[This post is about the day that Glitch failed, and how that failure created the opportunity to make Slack. We're sharing it here (out of chronological order) to mark 12 years since the famous pivot.]
“We have to shut down the game.” Stewart Butterfield said. I looked at him out of the corner of my eye. He looked exhausted. The result of years of long days and short nights pouring all of his substantial creative energy into Tiny Speck and the game it was conceived to create: Glitch. He also looked resolved. He had tried every option he could think of to keep Glitch alive: alpha and beta releases, launches and unlaunches, new features, a completely overhauled new player experience, elaborate collaborative modes of play, invite campaigns, generous credits to existing players, and clever storytelling in the press. None of it was enough. The quirky game populated by a far-flung community of players had absorbed his time since 2009. The company had attracted a team of 40 artists, engineers, game designers, animators, musicians, writers and in-game guides to build and tend to the world we had collectively imagined.

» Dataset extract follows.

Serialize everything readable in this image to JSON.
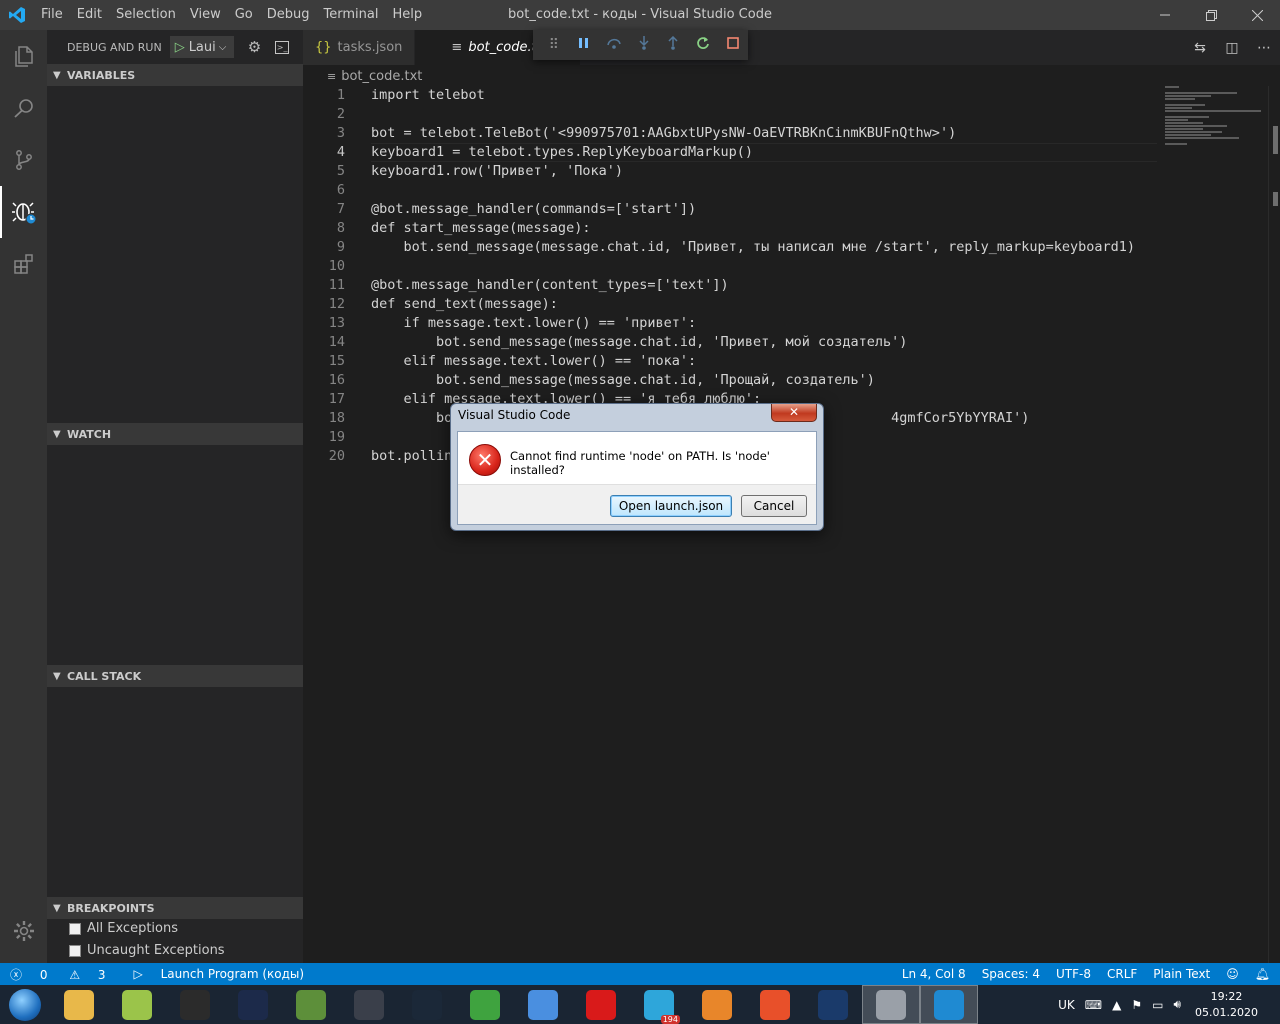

It was now late 2012. On a chilly November morning, Stewart and I walked along the seawall in the politely trendy Yaletown neighbourhood of Vancouver. I had been surprised by his invitation when I arrived at work that morning – I joined the company 8 months earlier and was not accustomed to coffee walks with our charismatic CEO. He explained that despite all of our efforts, there just wasn’t a viable business for Glitch. It was expensive to build and keep online, and we had not attracted enough players to bear that expense. Moreover, with the rise of smartphones and the incompatibility of our Flash-based game with mobile, we didn’t have an easy way to meet new players where they were spending their casual gaming time. “If we keep going as we are, we’ll burn through the rest of our money in a few months and be left with nothing to show for it,” Stewart explained. We walked in silence for a few paces, the low clouds dull and drizzling overhead. I hunched into my rain jacket as I realized what this meant. My colleagues and I without a job. Tens of thousands of players abandoned. Hundreds of thousands of hours of collective creative work lost. Another failed startup. Fuck. “But if we stop now, we can use that money to build something else,” Stewart went on. “I think the tools we’ve built internally could be useful to other people.” “Our IRC server?” I asked, feeling a combination of skepticism and confusion. Why would a game company make chat software? And why would anyone pay for the unpolished conglomeration of tools we had glued together to solve our own problems? When I joined the company, I’d been given a crash course in how we worked together. No email. Everything happened in IRC: a chat protocol from the late 80s. We had a server set up with channels based on topics of discussion: #general for company-wide chat, #deploys for new code releases, #support-hose for inbound customer support requests, and so on.